Was sollen wir Bürger denn sonst noch alles anstellen, um unsere Volksvertreter darauf aufmerksam zu machen, wer eigentlich das Volk ist, das sie zu vertreten vorgeben - und was dieses Volk wirklich will?

Es kann doch nicht sein, daß Protest nur noch wahrgenommen wird, wenn er radikal genug ist, die Grenzen zu verbaler Gewalt überschreitet oder sich gar jener "Regelverletzungen" bedient, die von der '68er APO und ihren ideologisch verblendeten Nachahmern salonfähig gemacht wurden.

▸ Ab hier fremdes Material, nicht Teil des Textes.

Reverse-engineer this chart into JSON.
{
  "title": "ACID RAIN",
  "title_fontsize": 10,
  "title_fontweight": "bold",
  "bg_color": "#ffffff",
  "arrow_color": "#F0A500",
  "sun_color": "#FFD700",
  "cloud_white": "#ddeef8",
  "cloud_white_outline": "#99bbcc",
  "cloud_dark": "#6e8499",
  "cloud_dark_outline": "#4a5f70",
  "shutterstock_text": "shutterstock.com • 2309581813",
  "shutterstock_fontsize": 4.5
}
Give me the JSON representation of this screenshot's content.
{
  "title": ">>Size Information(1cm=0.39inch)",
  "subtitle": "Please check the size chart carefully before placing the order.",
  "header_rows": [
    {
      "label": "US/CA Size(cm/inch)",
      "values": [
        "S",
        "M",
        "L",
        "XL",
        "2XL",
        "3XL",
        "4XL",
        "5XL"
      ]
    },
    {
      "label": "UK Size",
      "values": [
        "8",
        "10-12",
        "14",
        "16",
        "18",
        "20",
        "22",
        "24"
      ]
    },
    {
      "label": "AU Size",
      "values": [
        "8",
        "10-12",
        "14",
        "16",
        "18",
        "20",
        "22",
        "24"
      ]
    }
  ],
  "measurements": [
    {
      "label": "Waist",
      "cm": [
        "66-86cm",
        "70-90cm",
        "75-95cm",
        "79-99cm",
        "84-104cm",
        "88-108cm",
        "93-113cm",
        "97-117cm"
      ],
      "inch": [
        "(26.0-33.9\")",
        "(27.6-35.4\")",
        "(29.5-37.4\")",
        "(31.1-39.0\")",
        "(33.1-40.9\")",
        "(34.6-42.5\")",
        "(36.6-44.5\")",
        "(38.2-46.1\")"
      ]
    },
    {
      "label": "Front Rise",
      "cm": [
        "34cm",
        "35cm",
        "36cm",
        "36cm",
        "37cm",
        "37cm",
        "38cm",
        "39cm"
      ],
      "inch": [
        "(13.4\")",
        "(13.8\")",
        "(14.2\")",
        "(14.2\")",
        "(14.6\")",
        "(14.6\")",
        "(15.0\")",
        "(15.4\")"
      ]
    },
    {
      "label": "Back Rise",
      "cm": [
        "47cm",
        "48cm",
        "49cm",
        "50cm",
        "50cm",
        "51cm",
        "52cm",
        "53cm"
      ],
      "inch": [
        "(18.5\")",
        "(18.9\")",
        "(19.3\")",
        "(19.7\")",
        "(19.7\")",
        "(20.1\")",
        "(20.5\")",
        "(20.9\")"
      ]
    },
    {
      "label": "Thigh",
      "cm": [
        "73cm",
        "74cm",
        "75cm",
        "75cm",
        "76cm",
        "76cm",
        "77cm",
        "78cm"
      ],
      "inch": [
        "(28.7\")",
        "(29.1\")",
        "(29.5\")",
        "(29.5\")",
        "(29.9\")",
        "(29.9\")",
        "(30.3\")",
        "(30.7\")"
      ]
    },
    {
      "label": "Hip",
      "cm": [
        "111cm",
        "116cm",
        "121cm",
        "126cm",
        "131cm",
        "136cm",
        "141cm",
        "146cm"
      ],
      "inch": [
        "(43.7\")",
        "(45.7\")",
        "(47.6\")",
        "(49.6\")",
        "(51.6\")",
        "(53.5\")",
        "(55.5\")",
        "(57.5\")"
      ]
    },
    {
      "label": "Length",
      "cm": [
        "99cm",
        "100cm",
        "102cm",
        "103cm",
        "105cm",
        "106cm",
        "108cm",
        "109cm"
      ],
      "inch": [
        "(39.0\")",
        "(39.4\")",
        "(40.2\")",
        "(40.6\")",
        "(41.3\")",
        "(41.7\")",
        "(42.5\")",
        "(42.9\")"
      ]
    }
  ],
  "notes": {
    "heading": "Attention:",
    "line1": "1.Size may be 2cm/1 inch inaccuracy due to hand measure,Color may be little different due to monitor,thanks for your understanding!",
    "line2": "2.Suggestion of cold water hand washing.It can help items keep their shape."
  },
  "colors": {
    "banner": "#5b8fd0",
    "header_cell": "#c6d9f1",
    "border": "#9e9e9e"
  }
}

Und es kann erst recht nicht sein, daß Politiker schnell einbrechen, wenn mächtige Interessengruppen kräftig auf die Pauke hauen (bis hin zu Nötigung und Erpressung), daß aber leise vorgetragene, sachliche und konstruktive Kritik an Regierungsprojekten allenfalls in Sonntagsreden gelobt, im politischen Alltag jedoch ignoriert wird.

Demokratie heißt doch nicht: Wer am lautesten brüllt, hat recht! Demokratische Politiker sollten sich zwar an das halten, was einst der Reformator Martin Luther empfahl: "dem Volk aufs Maul schauen". Dazu gehört aber auch der von Franz Josef Strauß geprägte Nachsatz "... aber ihm nicht nach dem Mund reden".

Mit einer gesunden Mischung aus mutiger Entscheidungskraft und einfühlsamer Rücksichtnahme hat Luther nicht nur das spätmittelalterliche Konfessionsgefüge, sondern auch die deutsche Sprache reformiert. Die heutige politische Klasse wäre gut beraten, den großen Reformator zum Vorbild und Lehrmeister zu nehmen - nicht nur, wenn es um die Rechtschreibreform geht.